I have a few brands/styles of them. Some were given to me by the manufacturers as demos, others are what was available locally at the time, and some I have no idea how they came about. But pretty much ALL of them are worthless.

One from Schumacher totally fried a battery faster than I could check its status. They gave me a replacement (different model that was supposed to be better) and it stopped working soon after. I also had one of their full size battery chargers that failed. I feel they are one of the worst brands in this category.

Two units from Deltran ("Battery Tender") have failed. Both indicate they are functioning correctly but both are only keeping the connected batteries at around 10-11 volts max. That is disappointing because I thought they were decent.

Another one was a rather expensive unit that was supposed to be top rated by a few automotive press sources. I don't recall the brand at the moment, but it stopped working soon after the warranty expired and the company told me to take a hike. So I tossed it out (reason why I can't look at the brand). As I said, it was not "affordable".

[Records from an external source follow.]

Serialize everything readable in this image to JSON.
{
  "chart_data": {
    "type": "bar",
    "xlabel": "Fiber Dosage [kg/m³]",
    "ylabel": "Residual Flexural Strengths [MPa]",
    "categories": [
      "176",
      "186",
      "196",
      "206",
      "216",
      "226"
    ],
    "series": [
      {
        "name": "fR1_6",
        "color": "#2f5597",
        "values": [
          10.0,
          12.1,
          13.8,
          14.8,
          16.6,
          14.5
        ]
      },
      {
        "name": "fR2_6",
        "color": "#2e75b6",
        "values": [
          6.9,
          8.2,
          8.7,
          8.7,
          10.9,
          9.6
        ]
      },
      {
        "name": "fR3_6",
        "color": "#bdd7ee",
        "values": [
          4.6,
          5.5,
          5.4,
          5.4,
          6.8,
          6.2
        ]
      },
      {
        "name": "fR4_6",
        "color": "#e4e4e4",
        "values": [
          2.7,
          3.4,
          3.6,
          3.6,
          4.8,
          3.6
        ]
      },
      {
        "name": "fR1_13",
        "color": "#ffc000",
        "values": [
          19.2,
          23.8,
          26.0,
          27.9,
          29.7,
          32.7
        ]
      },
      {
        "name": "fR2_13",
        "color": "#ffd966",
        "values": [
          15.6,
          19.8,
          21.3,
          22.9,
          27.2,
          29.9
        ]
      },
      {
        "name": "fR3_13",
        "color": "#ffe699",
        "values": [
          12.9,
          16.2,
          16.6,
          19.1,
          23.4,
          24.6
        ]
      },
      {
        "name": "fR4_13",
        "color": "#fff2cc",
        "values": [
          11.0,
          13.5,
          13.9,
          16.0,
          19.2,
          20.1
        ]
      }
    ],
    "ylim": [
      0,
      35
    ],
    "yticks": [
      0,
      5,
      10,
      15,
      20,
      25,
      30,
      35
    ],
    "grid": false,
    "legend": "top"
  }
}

I have another one that has been working longer than any of the others without problems (so far). The funny thing is it's a no-name cheapo from China that was given to me by the vendor. It looks to be the best of them all but I can't find any more like it.

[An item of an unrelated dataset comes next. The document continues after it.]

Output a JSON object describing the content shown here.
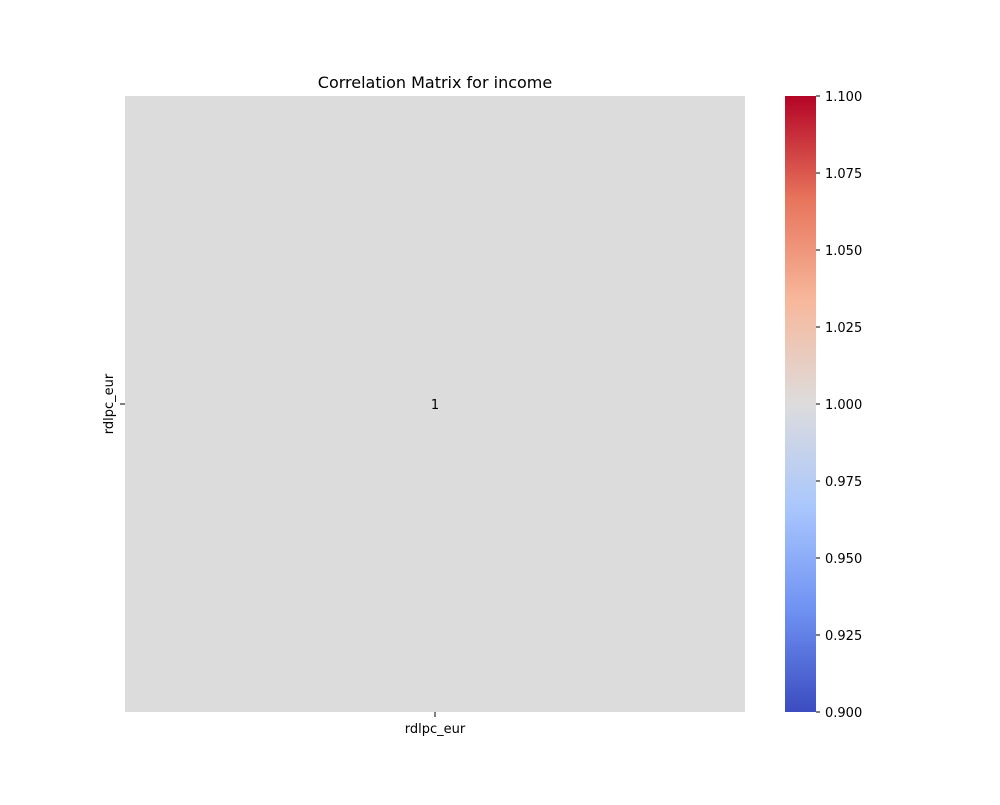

Seems I've had more but that's what comes to mind at the moment. For the most part I haven't found any that are worth buying. There are a lot on the market that are just rebranded items, with labels like Duracell, Griots, Craftsman, Mac, Eastwood, etc., actually made by one of the common manufacturers. So it is difficult to trust any of those rebranded names, not knowing what they really are.

I've resisted getting more of the high priced specialty ones (C-TEK, NOCO, etc) after my poor experience with the other pricey one.
What good experiences has anyone had with a particular brand?
 
I had pretty good luck with an HFT battery maintainer. I think it was about $5 with a coupon. The only issue that I have with it is that it can generate lots of EMI, especially with the extension leads I put on it so I can plug it into the X cigarette lighter. If I want to listen to AM radio just about anywhere on the property, I need to unplug it. I've also used an ordinary power supply with a reverse protection diode and a voltage dropping resistor. That tends to be pretty much idiot proof.
 
I've got a lot of experience with battery chargers/maintainers. At any one time I've got around 20 or so batteries on charge/maintain. I use a wide variety of manufactures and have had good luck with most. However, I won't buy Sears maintainers ever again. I have had close to 10 Sears maintainers go bad. Live and learn. I had one HF maintainer fry a battery, so no more of those either. I've had very good luck with the Schumacher brand, I've never had one fail. That's my go-to brand of maintainer.
I have had one Ctek battery charger go dead on me. I was pretty disappointed when that one went tits up so I contacted Ctek about getting it fixed. Over the phone they told me that the problem was likely a blown fuse (internal) and told me they thought it could be fixed. But...I had to send it to (I think) Sweden to have it repaired. Ummmm, not going to happen....
I've had good luck with the desulfation feature that I have on another Ctek and an Odessy brand charger. It doesn't always work, but they have rejuvenated several dead batteries for me. Usually it is more of a life extender, it doesn't make them new again. But I sometimes get another year/season out of the battery before it needs replacement. So I'm happy with it.
I don't believe that just slapping a battery maintainer on a battery will prevent all problems and keep a battery in like new condition, but they can extend the battery's life significantly. I do believe that if you don't use a battery maintainer (and store the battery properly), you'll likely hasten a batteries demise. If you have a car that sits alot, and has battery drainer like a clock, you need a battery maintainer, or a battery disconnect (or both).